Many Greek people will wonder, rightly, why they were
marched up the referendum hill. Perhaps it was merely to strengthen the
government’s bargaining hand to boost the bailout bounty to €86bn
(£61bn) or, in vain, to achieve a restructuring of the debt or — even
more naively — to secure debt relief and an end to austerity.
Yet it should have been clear that no Greek government
could hope to escape further austerity and privatisation without
rejecting the eurozone and, in all likelihood, EU membership altogether.
It would have to have the option — and the threat — of
debt default, currency devaluation, controls on the export of capital
and nationalisation of the banking system. Any such strategy would
unavoidably have led directly to a struggle for state power against the
Greek ruling class and its external Nato allies, requiring the
continuous mass mobilisation of the working class and the people
generally.
But instead of preparing any of this ground, Syriza
engaged in bombastic talk and grand gestures, which turned into wishful
thinking and a whining whimper.
Its uncritical cheerleaders in Britain have helped
perpetuate the widespread confusion on the left and in the labour
movement here about the class character of the EU.

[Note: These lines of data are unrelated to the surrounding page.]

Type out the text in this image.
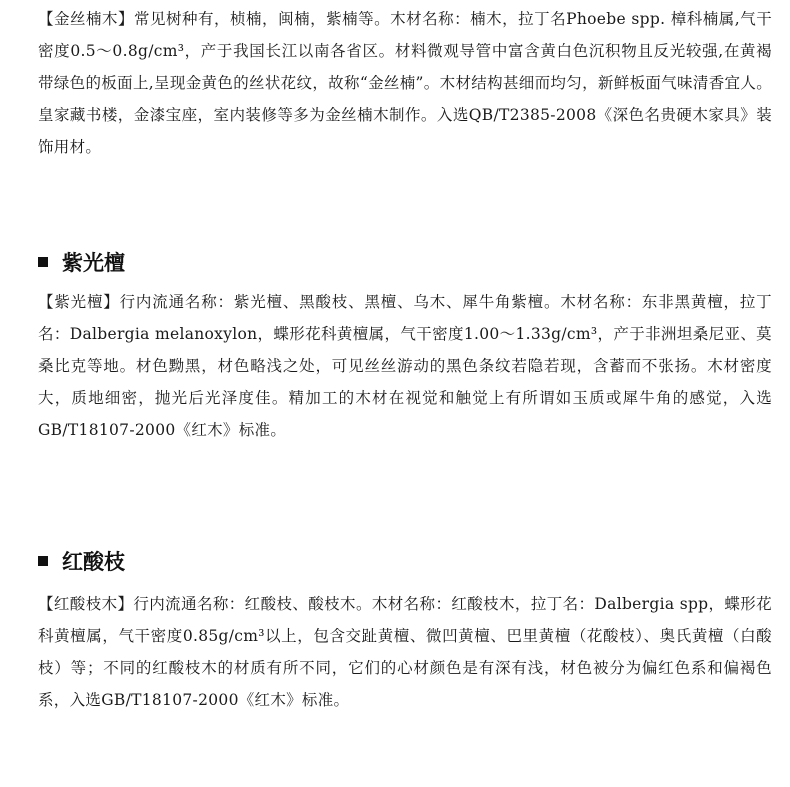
【金丝楠木】常见树种有，桢楠，闽楠，紫楠等。木材名称：楠木，拉丁名Phoebe spp. 樟科楠属,气干密度0.5～0.8g/cm³，产于我国长江以南各省区。材料微观导管中富含黄白色沉积物且反光较强,在黄褐带绿色的板面上,呈现金黄色的丝状花纹，故称“金丝楠”。木材结构甚细而均匀，新鲜板面气味清香宜人。皇家藏书楼，金漆宝座，室内装修等多为金丝楠木制作。入选QB/T2385-2008《深色名贵硬木家具》装饰用材。

紫光檀

【紫光檀】行内流通名称：紫光檀、黑酸枝、黑檀、乌木、犀牛角紫檀。木材名称：东非黑黄檀，拉丁名：Dalbergia melanoxylon，蝶形花科黄檀属，气干密度1.00～1.33g/cm³，产于非洲坦桑尼亚、莫桑比克等地。材色黝黑，材色略浅之处，可见丝丝游动的黑色条纹若隐若现，含蓄而不张扬。木材密度大，质地细密，抛光后光泽度佳。精加工的木材在视觉和触觉上有所谓如玉质或犀牛角的感觉，入选GB/T18107-2000《红木》标准。

红酸枝

【红酸枝木】行内流通名称：红酸枝、酸枝木。木材名称：红酸枝木，拉丁名：Dalbergia spp，蝶形花科黄檀属，气干密度0.85g/cm³以上，包含交趾黄檀、微凹黄檀、巴里黄檀（花酸枝）、奥氏黄檀（白酸枝）等；不同的红酸枝木的材质有所不同，它们的心材颜色是有深有浅，材色被分为偏红色系和偏褐色系，入选GB/T18107-2000《红木》标准。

Some cling to the delusion that the EU can be reformed to
create a “social Europe,” or transformed through an international
revolutionary process into a United Socialist States of Europe. They see
Syriza, Podemos in Spain, the Left Bloc in Portugal and similar
formations as advance contingents in such a movement, which can be
replicated in Britain.
But their ambivalent and even positive attitude to the EU,
together with their lack of any coherent political programme for
socialist revolution, renders them incapable of representing
working-class interests and popular sovereignty.
As Greece demonstrates, they are no substitute for a
strong Communist Party: one that’s based on the working class and with a
Marxist understanding of the monopoly capitalist character of national
state power and the EU.
- Rob Griffiths is general secretary of the Communist Party.